Avaliemos, sucessivamente, as várias dimensões da flexibilidade organizacional: a funcional; a numérica; a tecnológica; de mercado; a salarial e de benefícios; de cumprimento das obrigações fiscais e da segurança social.
1. Flexibilidade funcional: Nesta dimensão haverá que avaliar as condições objectivas (v.g. treino) para os actuais colaboradores poderem, sem precarização da relação laboral além da sua actual carta funcional, assumir outras funções com ela parcialmente relacionadas, ou não (flexibilidade múltipla e paralela), de modo a permitir a adaptação da força de trabalho à demanda do mercado.
Um exemplo é o caso de equipas forçadas à paragem prolongada por virtude de programas de manutenção preventiva ou correctiva das respectivas linhas de produção.

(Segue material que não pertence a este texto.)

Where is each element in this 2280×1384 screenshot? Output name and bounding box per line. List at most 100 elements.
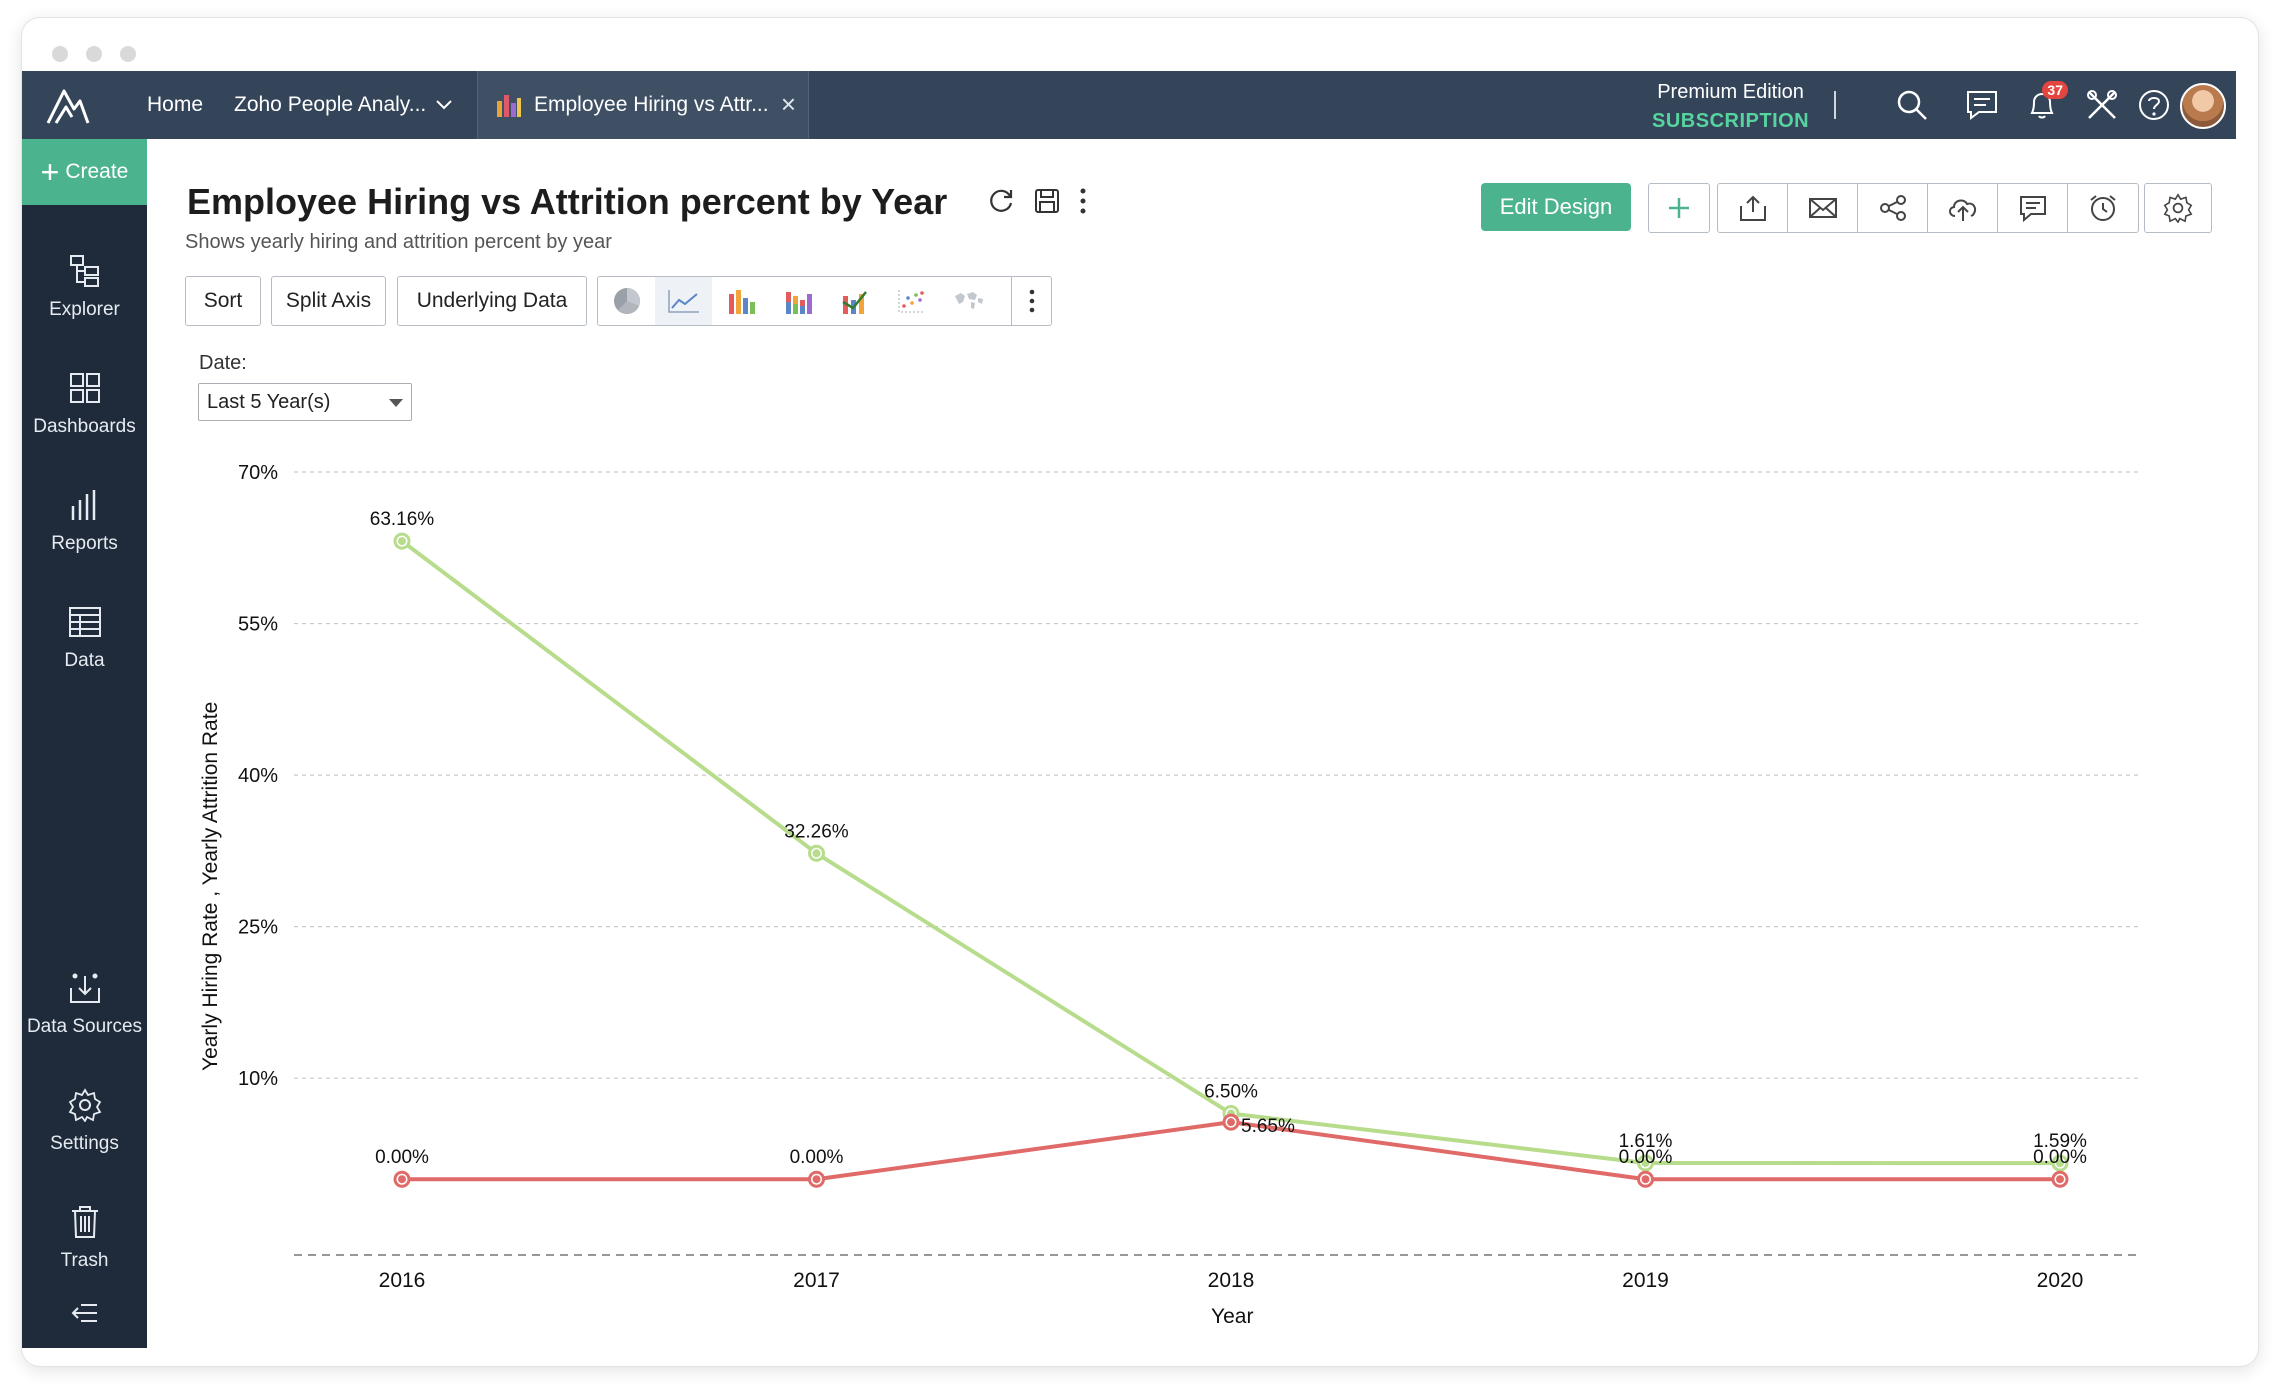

As várias dimensões da flexibilidade organizacional: a funcional; a numérica; a tecnológica; de mercado; a salarial e de benefícios; de cumprimento das obrigações fiscais e da segurança social
2. Flexibilidade numérica: Nesta dimensão haverá que avaliar as condições objectivas (v.g. sazonalidade do negócio) para fazer variar a quantidade de colaboradores necessários, positiva (i.e. implicando o aumento) ou negativa (i.e. implicando a redução), em linha com a variação da demanda do mercado.
Um exemplo é o caso de negócios sujeitos a ciclos sazonais (período natalício, época alta turística, época de colheita, etc.).
3. Flexibilidade tecnológica e geográfica: Nesta dimensão haverá que avaliar as condições objectivas para a implementação da chamada “prontidão digital” dos indivíduos e, bem assim, das equipas de trabalho, a par da aptidão para o trabalho remoto. Um exemplo, agora muito em voga e impensável antes da pandemia chegar a Moçambique, tem que ver com a deslocalização da força de trabalho para ambiente doméstico, garantindo a ligação à organização por via das novas tecnologias de informação.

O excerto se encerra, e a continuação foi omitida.